I found a good seat on the bus and looked forward to being on my own for the hour long journey to the sea. I had a delicious feeling of a pleasant day ahead, with the possibility of writing post or two while I travelled. One of the last days of the half term school holidays, the lull before the storm because I was having all the grandchildren for a sleep over and a weekend with my daughter and son. I could recharge my batteries before they came, especially following my roof alterations and the tensions that had been building up with the rat hunt.
However, my peace was to be shattered. What was that noise?

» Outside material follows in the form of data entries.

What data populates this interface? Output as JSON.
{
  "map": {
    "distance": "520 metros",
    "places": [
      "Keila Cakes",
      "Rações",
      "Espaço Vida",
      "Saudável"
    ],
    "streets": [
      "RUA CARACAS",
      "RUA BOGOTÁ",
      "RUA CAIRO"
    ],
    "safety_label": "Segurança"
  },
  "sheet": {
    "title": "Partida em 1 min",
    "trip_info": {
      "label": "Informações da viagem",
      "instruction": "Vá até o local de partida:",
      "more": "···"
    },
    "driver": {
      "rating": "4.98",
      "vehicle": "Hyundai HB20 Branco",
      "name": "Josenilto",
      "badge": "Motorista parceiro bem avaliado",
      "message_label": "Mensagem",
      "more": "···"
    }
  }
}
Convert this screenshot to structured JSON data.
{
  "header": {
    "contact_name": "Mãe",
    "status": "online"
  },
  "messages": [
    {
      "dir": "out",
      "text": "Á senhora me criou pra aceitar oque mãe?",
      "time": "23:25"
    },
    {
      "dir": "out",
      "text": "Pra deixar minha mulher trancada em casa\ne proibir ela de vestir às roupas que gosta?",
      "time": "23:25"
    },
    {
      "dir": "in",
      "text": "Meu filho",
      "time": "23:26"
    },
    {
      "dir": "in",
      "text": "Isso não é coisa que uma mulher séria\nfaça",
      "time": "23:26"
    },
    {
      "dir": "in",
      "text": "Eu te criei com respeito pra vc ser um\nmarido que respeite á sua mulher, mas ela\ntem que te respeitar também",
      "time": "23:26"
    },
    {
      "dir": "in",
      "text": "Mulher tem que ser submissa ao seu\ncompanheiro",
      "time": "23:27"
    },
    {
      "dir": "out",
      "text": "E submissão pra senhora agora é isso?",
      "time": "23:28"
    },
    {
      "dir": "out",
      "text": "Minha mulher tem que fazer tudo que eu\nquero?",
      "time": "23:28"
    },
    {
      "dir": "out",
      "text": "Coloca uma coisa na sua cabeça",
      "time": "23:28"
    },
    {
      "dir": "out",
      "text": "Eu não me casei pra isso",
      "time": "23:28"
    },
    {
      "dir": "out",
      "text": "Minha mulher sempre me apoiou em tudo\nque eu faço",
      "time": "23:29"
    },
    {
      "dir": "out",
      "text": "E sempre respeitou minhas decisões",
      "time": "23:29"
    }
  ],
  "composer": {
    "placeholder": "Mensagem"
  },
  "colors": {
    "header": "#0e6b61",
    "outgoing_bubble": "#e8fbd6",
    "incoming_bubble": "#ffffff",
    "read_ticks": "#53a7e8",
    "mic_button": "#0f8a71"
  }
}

Two very large women climbed onto the bus followed by their sons, who I estimated to be aged 4 or 5 years of age. One of the women and her boy made a very noisy couple as they walked in my direction down the bus. The mother shouted to him, "You got your DS?" and she flopped into the seat directly behind me. This particular mother and son were the noisiest of the two families and the peace of the whole bus was shattered as she shouted out commands to the boy.

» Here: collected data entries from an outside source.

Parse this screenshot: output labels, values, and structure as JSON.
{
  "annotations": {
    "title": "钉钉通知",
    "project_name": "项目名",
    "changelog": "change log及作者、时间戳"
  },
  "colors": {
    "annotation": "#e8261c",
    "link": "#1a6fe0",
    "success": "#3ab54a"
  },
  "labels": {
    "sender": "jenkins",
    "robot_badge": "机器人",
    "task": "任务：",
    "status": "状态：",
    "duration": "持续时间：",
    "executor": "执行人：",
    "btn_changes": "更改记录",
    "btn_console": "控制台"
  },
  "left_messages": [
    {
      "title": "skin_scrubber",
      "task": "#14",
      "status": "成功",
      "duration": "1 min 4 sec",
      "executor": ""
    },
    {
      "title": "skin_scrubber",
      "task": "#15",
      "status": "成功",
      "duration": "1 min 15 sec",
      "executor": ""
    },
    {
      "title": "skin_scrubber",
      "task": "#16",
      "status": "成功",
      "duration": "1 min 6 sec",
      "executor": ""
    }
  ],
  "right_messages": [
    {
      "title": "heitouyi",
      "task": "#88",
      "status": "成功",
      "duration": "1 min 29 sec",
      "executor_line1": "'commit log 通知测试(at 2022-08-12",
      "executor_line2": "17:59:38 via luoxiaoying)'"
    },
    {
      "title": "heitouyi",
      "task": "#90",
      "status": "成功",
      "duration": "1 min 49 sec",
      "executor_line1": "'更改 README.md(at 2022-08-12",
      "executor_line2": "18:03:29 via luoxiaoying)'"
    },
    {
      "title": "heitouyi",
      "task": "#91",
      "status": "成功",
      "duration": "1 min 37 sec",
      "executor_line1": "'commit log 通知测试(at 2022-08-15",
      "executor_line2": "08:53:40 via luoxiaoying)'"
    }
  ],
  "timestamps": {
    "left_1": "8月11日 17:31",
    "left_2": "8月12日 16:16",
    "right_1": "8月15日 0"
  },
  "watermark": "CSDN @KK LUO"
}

"Sit back, put your feet down. Get out your DS. What game do you want? No not that one. That's me brain training one."
She went on to say. "Try this one. You got to take exams on this one. Yes, you have to....... do you understand you got to?"

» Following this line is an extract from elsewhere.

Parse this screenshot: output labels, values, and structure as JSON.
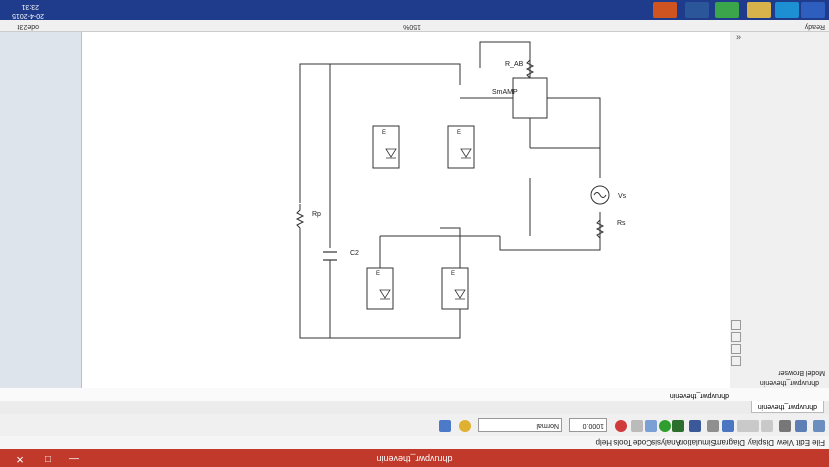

The child was immediately put off this game and wanted another. He started to fidget around my back and I felt his fingers on my shoulders.
"If you pick your nose, you'll get a wart on the end of your finger." She announced. I shuddered at the thought of the yucky fingers on my back, but reminded myself that I was quite used to children and I blanked it out.
From time to time the woman behind me talked loudly to her friend across the isle. I noticed the friend's son was fairly well behaved and sat quietly with his DS , sometimes nodding off.
The bus, being delayed by the traffic, stopped for some time beside a colourful poster on a board outside.
"What's that picture mean, mummy?" said the boy behind me.
"It's a picture," She said.
"But what does it mean?" He insisted.
She answered three times that it was a picture before the boy gave up and I felt quite sad for him.
His mother ranted on. "Sit back, feet down or I'll put you off the bus."
"Stop doing that, you're hurting mummy. I'm going to smack you." SLAP! I expected a reaction but he didn't flinch. He must be used to it, I reckoned.
"When you get to the beach, you can have chips with your sandwiches.
The child protested that he didn't want to eat on the beach.
"Well you got to," was the reply. "We will have ice cream too." More protesting.
"Well you got to try it. Yes, you got to."
"Can we go to the shops? the boy asked.
"You will go to the shops when I want to and not when you want to," She replied. "You will not throw sand. Sit back, feet down."
"Don't do that, you are hurting mummy." Slap!
And so it went on.
Well I mentally started writing a post so I suppose something positive came out of the tiresome journey, but the loud voices and the mother's behaviour did grate on my nerves a bit. It was almost painful having her shout so near to my ears. Yet I couldn't bring myself to move. It would look so obvious and it was a single decker bus with no where else to move to.
When we finally reached our destination, the boy got off the bus with the others and started to cry. "I'm bored," he said. Already, I thought?
I turned away and looked for a bench to sit on and made notes so that I wouldn't forget the conversation that everyone on the bus must have shared.
I looked around me. The sun was shining and the day stretched before me. I could do what I liked, go where I liked and be answerable to no one.
A sudden wave of contentment coursed through my veins as I forgot about the trying journey and the boy.